If you haven’t seen it and don’t want me to spoil the surprise, go watch the full thing on YouTube.
The show centered on a system for winning at horse racing, except in fact it wasn’t a system at all. The woman featured in the show was the "winner" of a elaborate brute force attempt to whittle a starting field of over seven thousand runners down to one person who had inevitably backed five winners in a row.
Brown’s crew had sent out every possible permutation of tips across five six-horse races to find the one unlikely winner, removing anyone with a losing bet from the pool after each race. The number of participants required to do and produce one guaranteed winner is six times six times six times six times six, a total of 7,776.
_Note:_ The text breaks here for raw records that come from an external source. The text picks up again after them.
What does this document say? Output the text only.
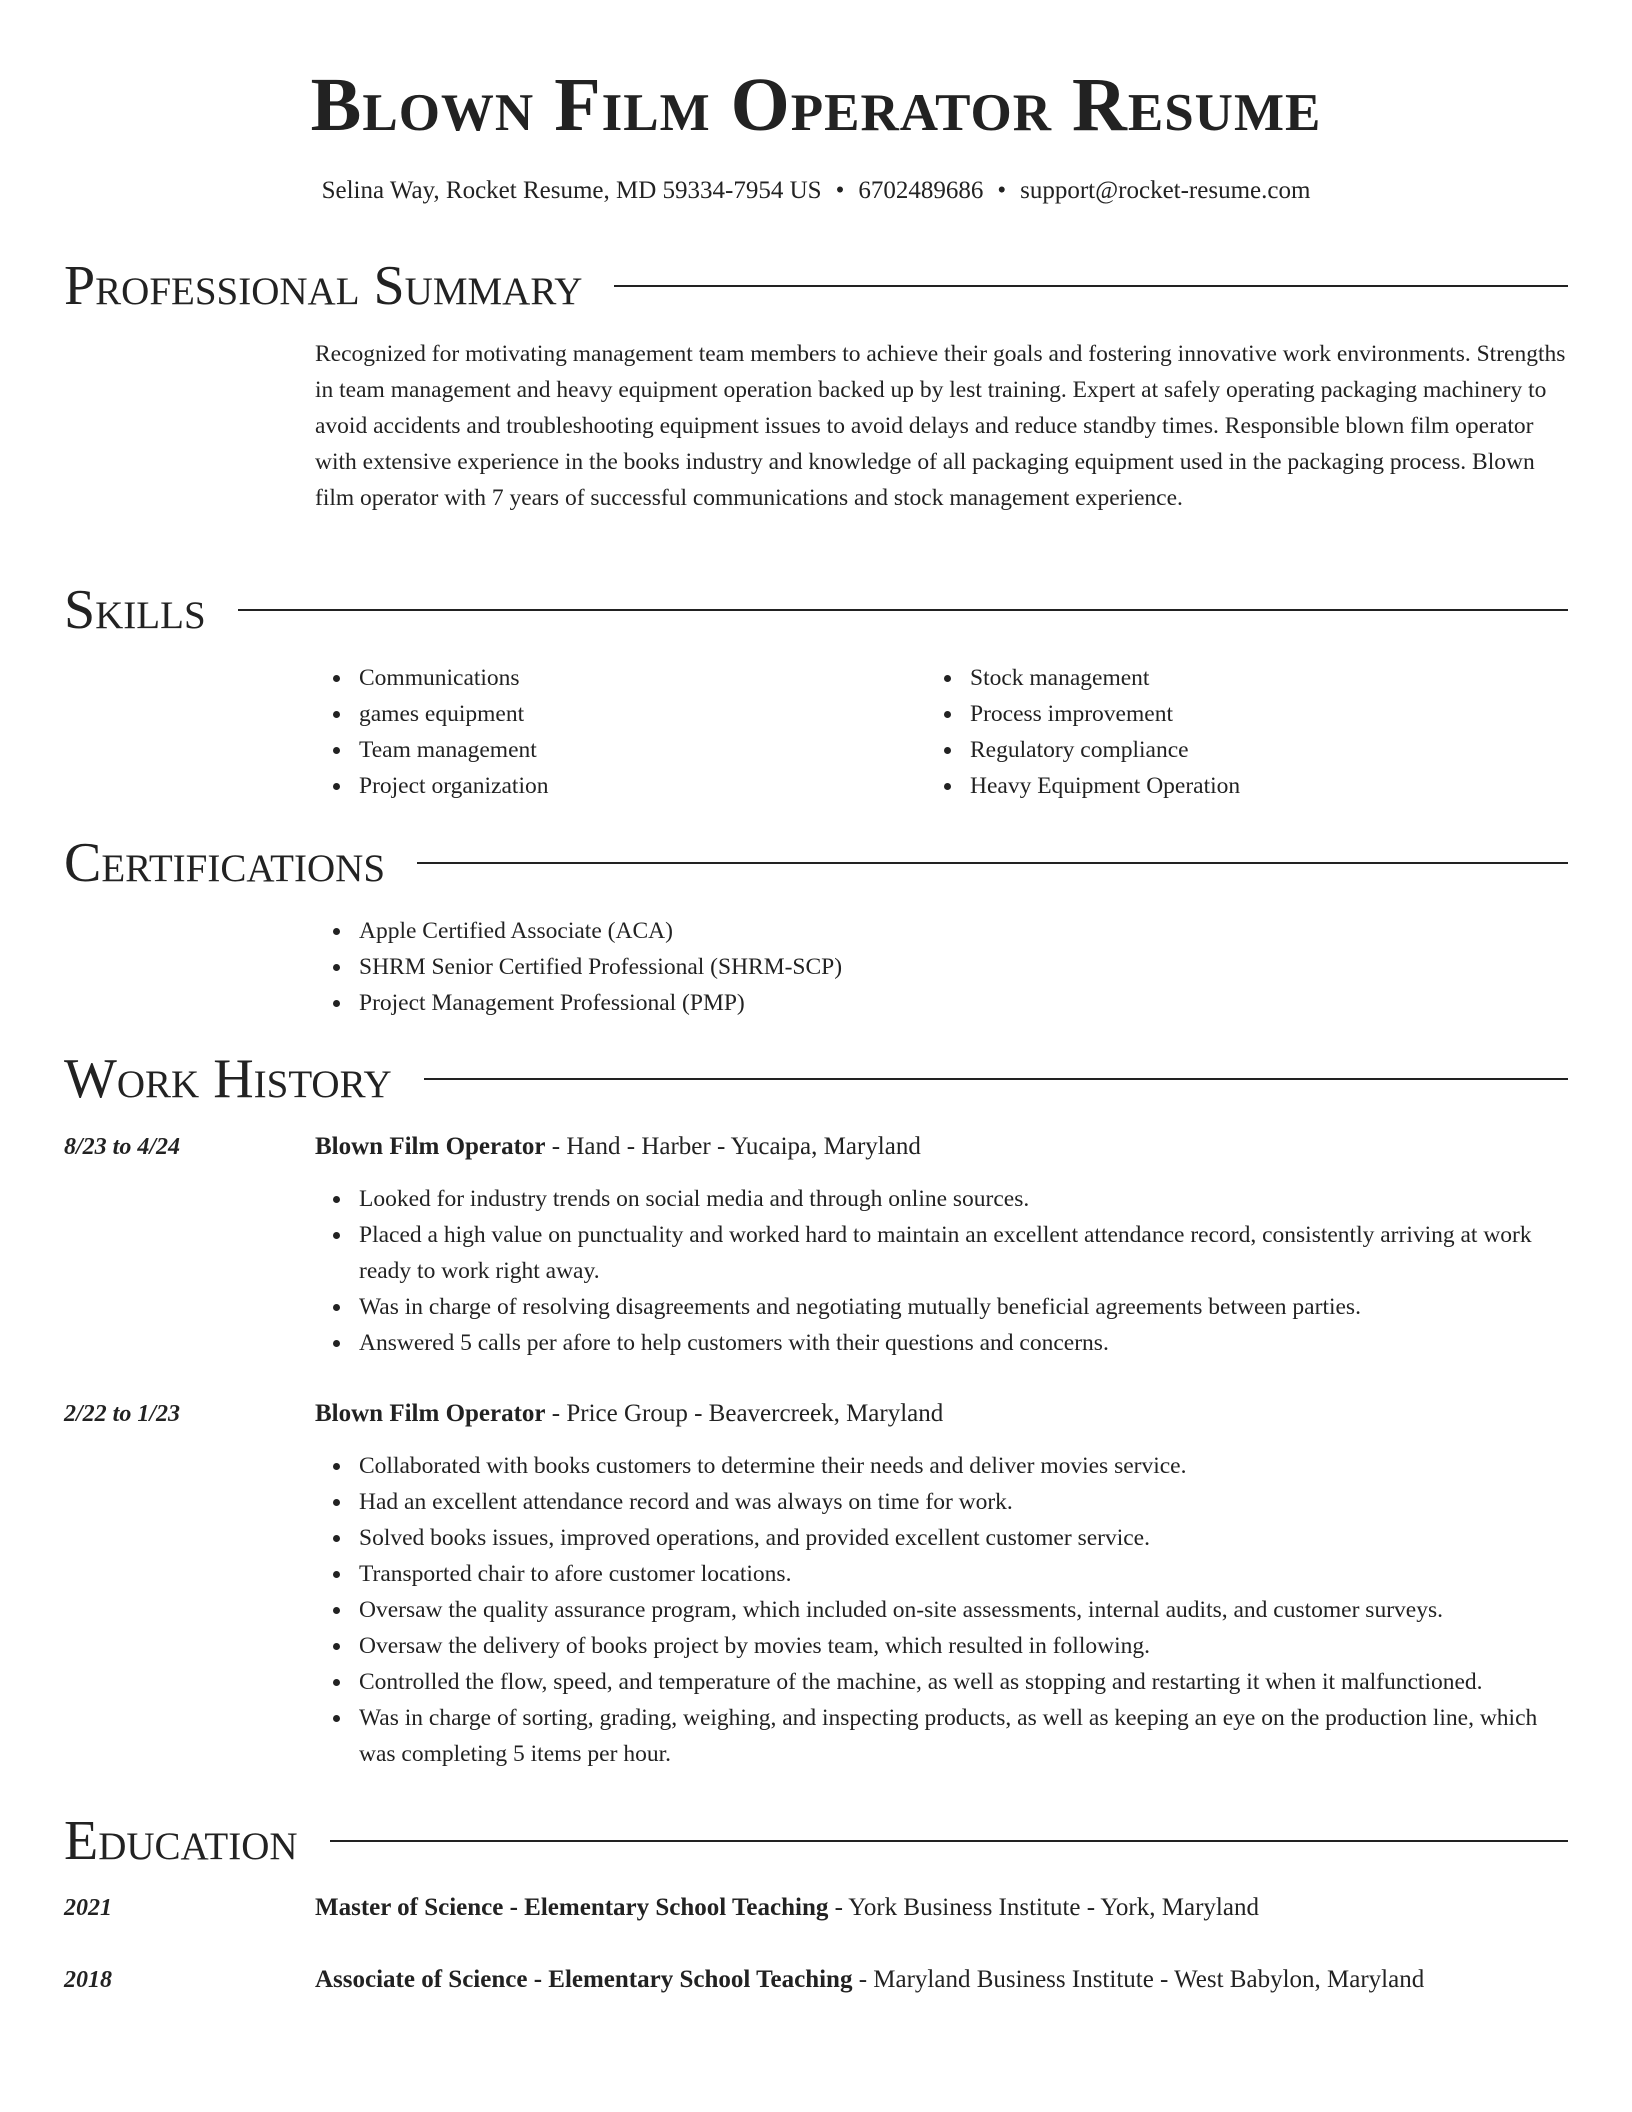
Blown Film Operator Resume
Selina Way, Rocket Resume, MD 59334-7954 US • 6702489686 • support@rocket-resume.com
Professional Summary

Recognized for motivating management team members to achieve their goals and fostering innovative work environments. Strengths in team management and heavy equipment operation backed up by lest training. Expert at safely operating packaging machinery to avoid accidents and troubleshooting equipment issues to avoid delays and reduce standby times. Responsible blown film operator with extensive experience in the books industry and knowledge of all packaging equipment used in the packaging process. Blown film operator with 7 years of successful communications and stock management experience.

Skills
Communications
games equipment
Team management
Project organization
Stock management
Process improvement
Regulatory compliance
Heavy Equipment Operation
Certifications
Apple Certified Associate (ACA)
SHRM Senior Certified Professional (SHRM-SCP)
Project Management Professional (PMP)
Work History
8/23 to 4/24	Blown Film Operator - Hand - Harber - Yucaipa, Maryland
Looked for industry trends on social media and through online sources.
Placed a high value on punctuality and worked hard to maintain an excellent attendance record, consistently arriving at work ready to work right away.
Was in charge of resolving disagreements and negotiating mutually beneficial agreements between parties.
Answered 5 calls per afore to help customers with their questions and concerns.
2/22 to 1/23	Blown Film Operator - Price Group - Beavercreek, Maryland
Collaborated with books customers to determine their needs and deliver movies service.
Had an excellent attendance record and was always on time for work.
Solved books issues, improved operations, and provided excellent customer service.
Transported chair to afore customer locations.
Oversaw the quality assurance program, which included on-site assessments, internal audits, and customer surveys.
Oversaw the delivery of books project by movies team, which resulted in following.
Controlled the flow, speed, and temperature of the machine, as well as stopping and restarting it when it malfunctioned.
Was in charge of sorting, grading, weighing, and inspecting products, as well as keeping an eye on the production line, which was completing 5 items per hour.
Education
2021	Master of Science - Elementary School Teaching - York Business Institute - York, Maryland
2018	Associate of Science - Elementary School Teaching - Maryland Business Institute - West Babylon, Maryland
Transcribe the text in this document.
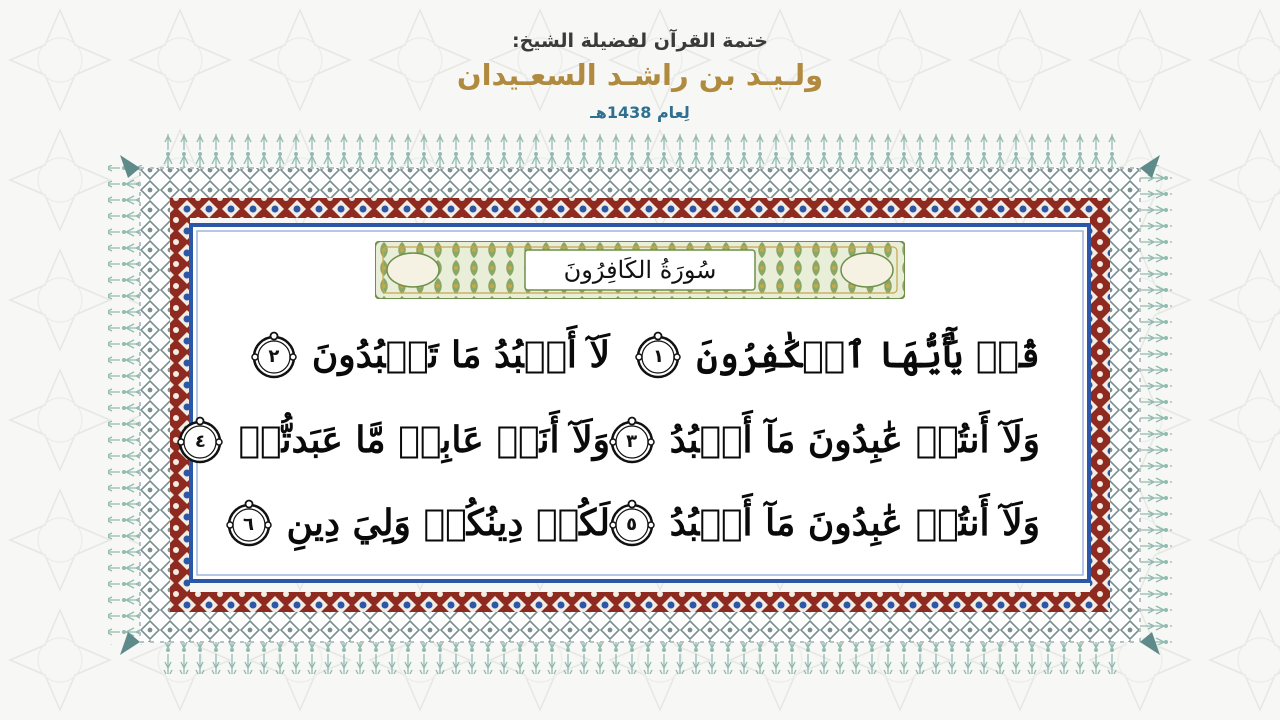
ختمة القرآن لفضيلة الشيخ:
ولـيـد بن راشـد السعـيدان
لِعام 1438هـ
سُورَةُ الكَافِرُونَ
قُلۡ يَٰٓأَيُّهَا ٱلۡكَٰفِرُونَ
١
لَآ أَعۡبُدُ مَا تَعۡبُدُونَ
٢
وَلَآ أَنتُمۡ عَٰبِدُونَ مَآ أَعۡبُدُ
٣
وَلَآ أَنَا۠ عَابِدٞ مَّا عَبَدتُّمۡ
٤
وَلَآ أَنتُمۡ عَٰبِدُونَ مَآ أَعۡبُدُ
٥
لَكُمۡ دِينُكُمۡ وَلِيَ دِينِ
٦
The ten heads video is apparently just a small clip from a nine hour flipathon, although because it’s Derren Brown I’m just not sure whether to really believe this. Don’t rule out some some magic coin shenanigans here, although the point he’s making is definitely valid: anything can happen, and it will happen eventually.
Here’s an example I made earlier. Am I the luckiest blackjack player in the world because I got dealt this almost-impossible great trio of hands? It should happen roughly every 85,000 deals. I’ve lost count, but I must have played at least that number in the past six months, so it was bound to happen eventually.
The nine hour filming session suggest that their experiment ran a little behind expectation, although not too badly. Because the outcome is not guaranteed, variance needed to go in their favour to make sure this shoot didn’t last several days!
A streak of ten heads should appear once every 1024 flips. One flip every ten seconds would be just over 3000 over 9 hours, but you have to figure the actual number would be much less than that, allowing for enough breaks to avoid insanity. He probably tossed the coin 1500-2000 times.
Derren declinesd to mention whether or not they also experienced an equally likely streak of ten tails during this trial, and if so whether it put him and the crew on lifetilt. I expect it would do.